Ce film est le produit d’une culture et, en même temps, il se veut d’une certaine façon en rupture avec elle; cette culture a des problèmes à poser une image du père qui soit positive ou tout simplement bien campée.

Ce qui nous touche dans la démarche de Jean-Claude Lauzon, c’est bien cette vo­lonté de reprendre les choses au début, puis de les reconstruire en quelque sorte pour redonner du sens à sa propre vie en redon­nant du sens à la vie de son père. (…)
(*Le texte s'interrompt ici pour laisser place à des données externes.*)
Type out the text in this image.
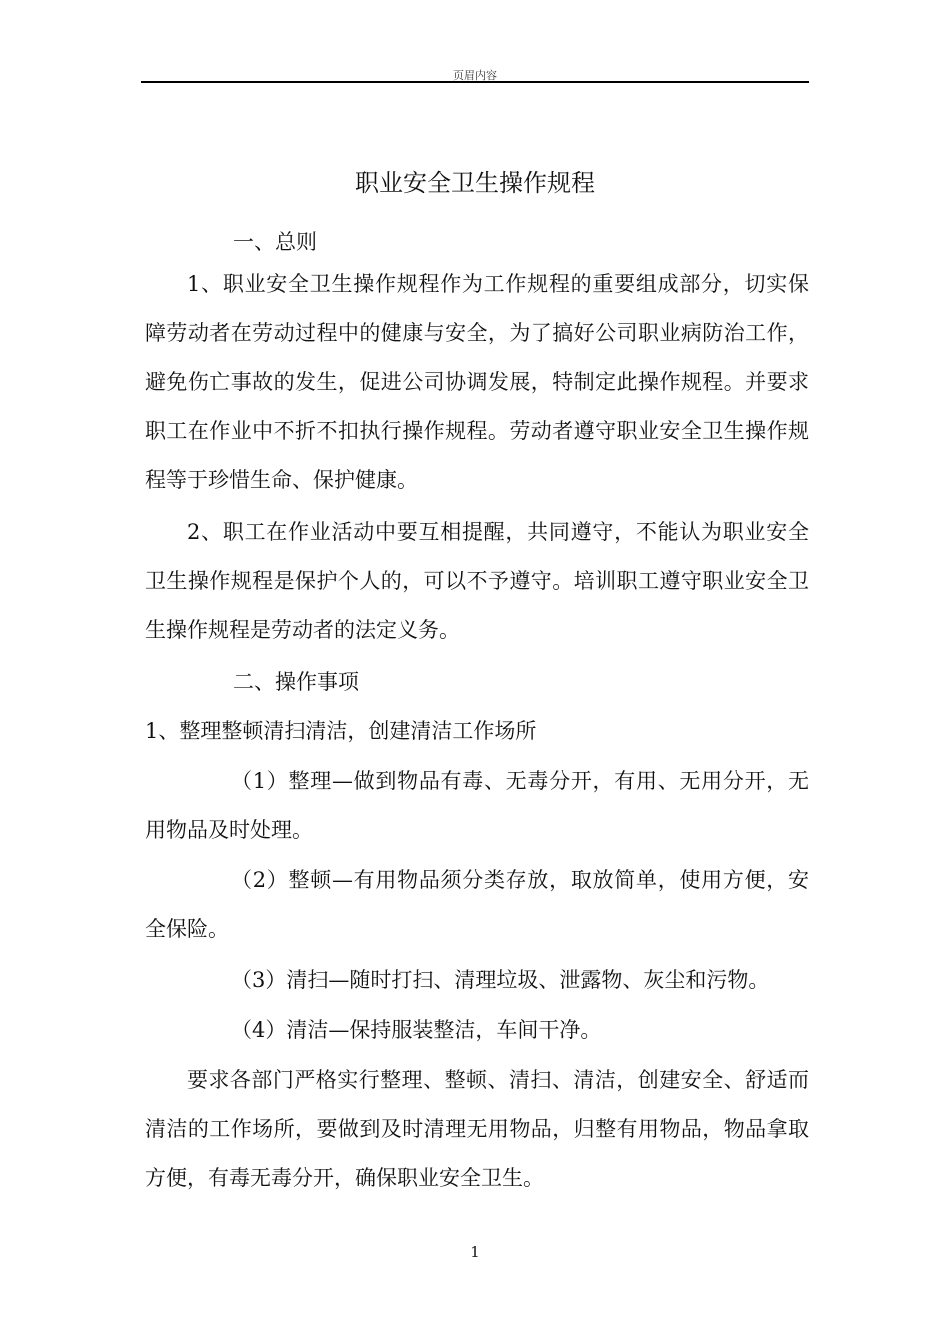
页眉内容
职业安全卫生操作规程
一、总则
1、职业安全卫生操作规程作为工作规程的重要组成部分，切实保障劳动者在劳动过程中的健康与安全，为了搞好公司职业病防治工作，避免伤亡事故的发生，促进公司协调发展，特制定此操作规程。并要求职工在作业中不折不扣执行操作规程。劳动者遵守职业安全卫生操作规程等于珍惜生命、保护健康。
2、职工在作业活动中要互相提醒，共同遵守，不能认为职业安全卫生操作规程是保护个人的，可以不予遵守。培训职工遵守职业安全卫生操作规程是劳动者的法定义务。
二、操作事项
1、整理整顿清扫清洁，创建清洁工作场所
（1）整理—做到物品有毒、无毒分开，有用、无用分开，无用物品及时处理。
（2）整顿—有用物品须分类存放，取放简单，使用方便，安全保险。
（3）清扫—随时打扫、清理垃圾、泄露物、灰尘和污物。
（4）清洁—保持服装整洁，车间干净。
要求各部门严格实行整理、整顿、清扫、清洁，创建安全、舒适而清洁的工作场所，要做到及时清理无用物品，归整有用物品，物品拿取方便，有毒无毒分开，确保职业安全卫生。
1
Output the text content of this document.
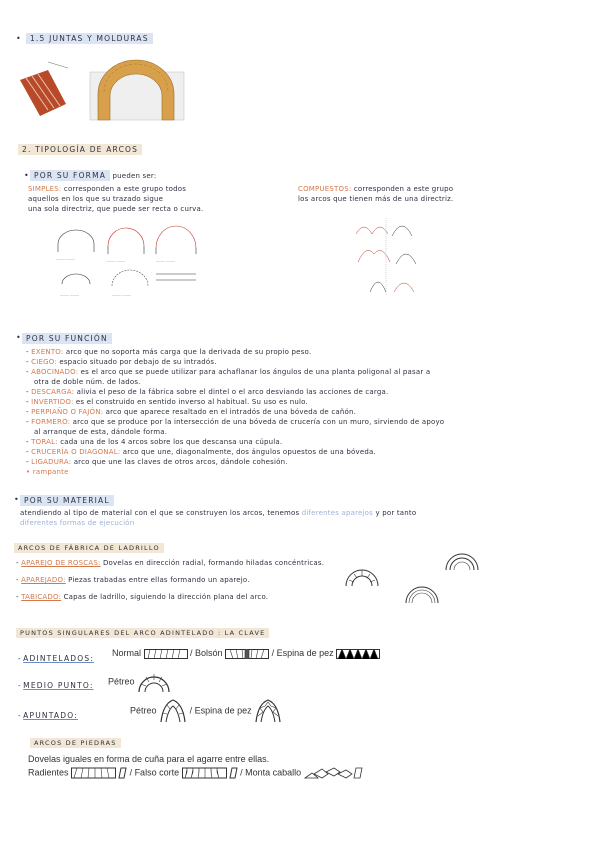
•	1.5 JUNTAS Y MOLDURAS
2. TIPOLOGÍA DE ARCOS
• POR SU FORMA pueden ser:
SIMPLES: corresponden a este grupo todos
aquellos en los que su trazado sigue
una sola directriz, que puede ser recta o curva.
COMPUESTOS: corresponden a este grupo
los arcos que tienen más de una directriz.
——— ———	——— ———	——— ———
——— ———	——— ———
• POR SU FUNCIÓN
- EXENTO: arco que no soporta más carga que la derivada de su propio peso.
- CIEGO: espacio situado por debajo de su intradós.
- ABOCINADO: es el arco que se puede utilizar para achaflanar los ángulos de una planta poligonal al pasar a
otra de doble núm. de lados.
- DESCARGA: alivia el peso de la fábrica sobre el dintel o el arco desviando las acciones de carga.
- INVERTIDO: es el construido en sentido inverso al habitual. Su uso es nulo.
- PERPIAÑO O FAJÓN: arco que aparece resaltado en el intradós de una bóveda de cañón.
- FORMERO: arco que se produce por la intersección de una bóveda de crucería con un muro, sirviendo de apoyo
al arranque de esta, dándole forma.
- TORAL: cada una de los 4 arcos sobre los que descansa una cúpula.
- CRUCERÍA O DIAGONAL: arco que une, diagonalmente, dos ángulos opuestos de una bóveda.
- LIGADURA: arco que une las claves de otros arcos, dándole cohesión.
• rampante
• POR SU MATERIAL
atendiendo al tipo de material con el que se construyen los arcos, tenemos diferentes aparejos y por tanto
diferentes formas de ejecución
ARCOS DE FÁBRICA DE LADRILLO
- APAREJO DE ROSCAS: Dovelas en dirección radial, formando hiladas concéntricas.
- APAREJADO: Piezas trabadas entre ellas formando un aparejo.
- TABICADO: Capas de ladrillo, siguiendo la dirección plana del arco.
PUNTOS SINGULARES DEL ARCO ADINTELADO : LA CLAVE
- ADINTELADOS:
Normal	/ Bolsón	/ Espina de pez
- MEDIO PUNTO: Pétreo
- APUNTADO:
Pétreo	/ Espina de pez
ARCOS DE PIEDRAS
Dovelas iguales en forma de cuña para el agarre entre ellas.
Radientes	/ Falso corte	/ Monta caballo
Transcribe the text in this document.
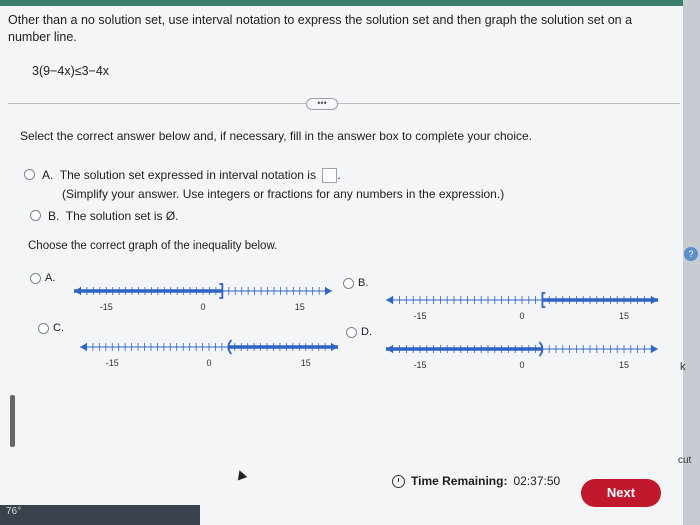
Other than a no solution set, use interval notation to express the solution set and then graph the solution set on a number line.
3(9−4x)≤3−4x
•••
Select the correct answer below and, if necessary, fill in the answer box to complete your choice.
A. The solution set expressed in interval notation is .
(Simplify your answer. Use integers or fractions for any numbers in the expression.)
B. The solution set is Ø.
Choose the correct graph of the inequality below.
A.
-15	0	15
B.
-15	0	15
C.
-15	0	15
D.
-15	0	15
Time Remaining: 02:37:50
Next
?
k
cut
76°
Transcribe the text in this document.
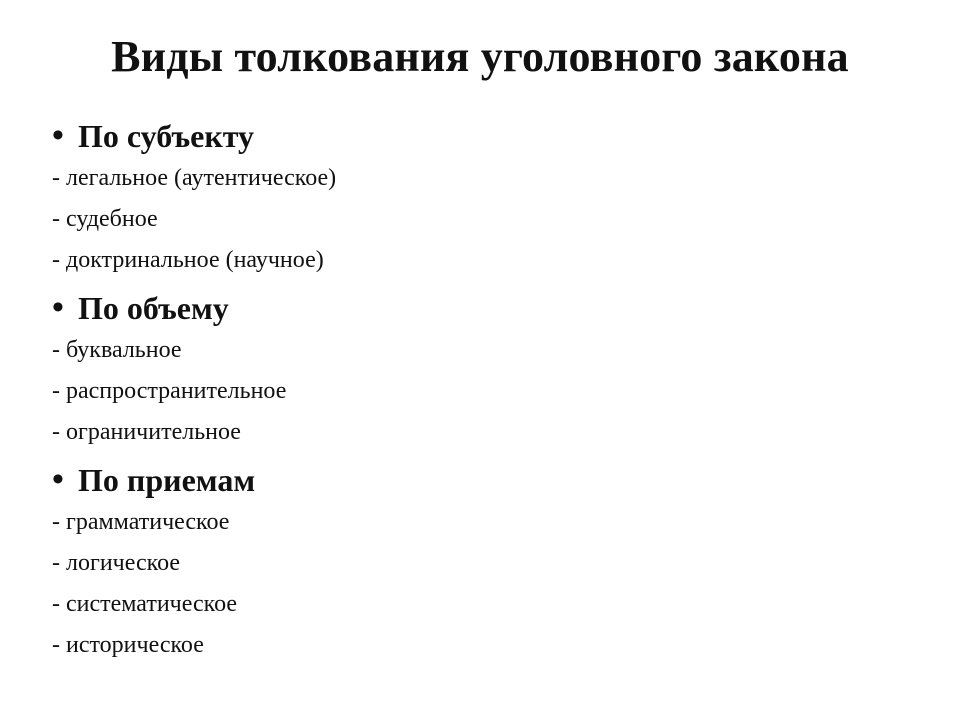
Виды толкования уголовного закона
• По субъекту
- легальное (аутентическое)
- судебное
- доктринальное (научное)
• По объему
- буквальное
- распространительное
- ограничительное
• По приемам
- грамматическое
- логическое
- систематическое
- историческое
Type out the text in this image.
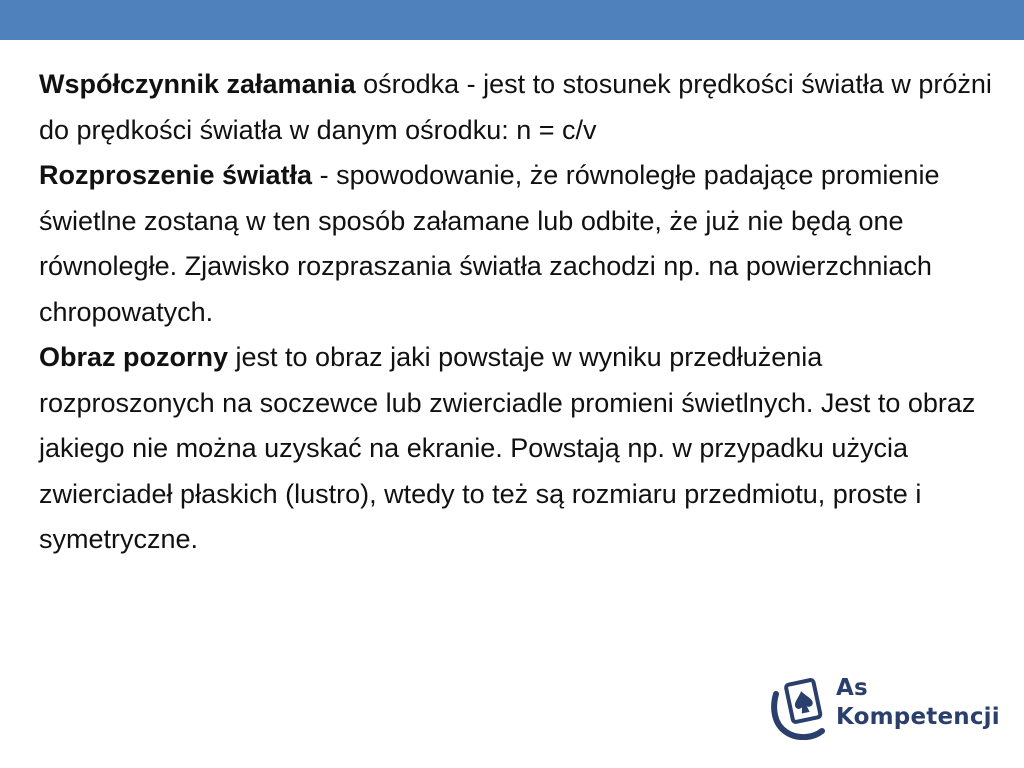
Współczynnik załamania ośrodka - jest to stosunek prędkości światła w próżni do prędkości światła w danym ośrodku: n = c/v

Rozproszenie światła - spowodowanie, że równoległe padające promienie świetlne zostaną w ten sposób załamane lub odbite, że już nie będą one równoległe. Zjawisko rozpraszania światła zachodzi np. na powierzchniach chropowatych.

Obraz pozorny jest to obraz jaki powstaje w wyniku przedłużenia rozproszonych na soczewce lub zwierciadle promieni świetlnych. Jest to obraz jakiego nie można uzyskać na ekranie. Powstają np. w przypadku użycia zwierciadeł płaskich (lustro), wtedy to też są rozmiaru przedmiotu, proste i symetryczne.

As
Kompetencji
Cette question du sens de la vie du père, est importante sur le plan social: plusieurs observateurs s’entendent pour dire que nous traversons ici au Québec, mais pas seulement ici, une période de dépression collective, une sorte de crise de culture dif­fuse, difficile à penser même! On parle d’un brouillard qui monte sur l’horizon symbolique dans le domaine des arts, de la politique, de la vie culturelle. C’est sans compter la crise démographique en cours dont les effets multiples sont encore à per­cevoir à l’avenir. C’est dans ce contexte que nous nous trouvons à recevoir de plus en plus de patients déprimés qui se plai­gnent de ce que leur propre vie n’a plus de sens… (…)

Jean Charbonneau


* Nous publions ici des extraits d’une conférence tenue au Pavillon Albert-Prévost en mars 1988 et qui portait sur la dépression et le suicide des jeunes adultes au Québec. L’auteur, qui est médecin, s’appuie en particulier sur le scénario du film UN ZOO LA NUIT pour illustrer ce phénomène en insistant sur le rôle que joue l’image du père dans notre culture.

Notes:

  1. Nous irons à la chasse ensemble…/ Jean-Claude Lauzon. Scénario du film UN ZOO LA NUIT. Ver­sion du 28 mai 1984. 167p.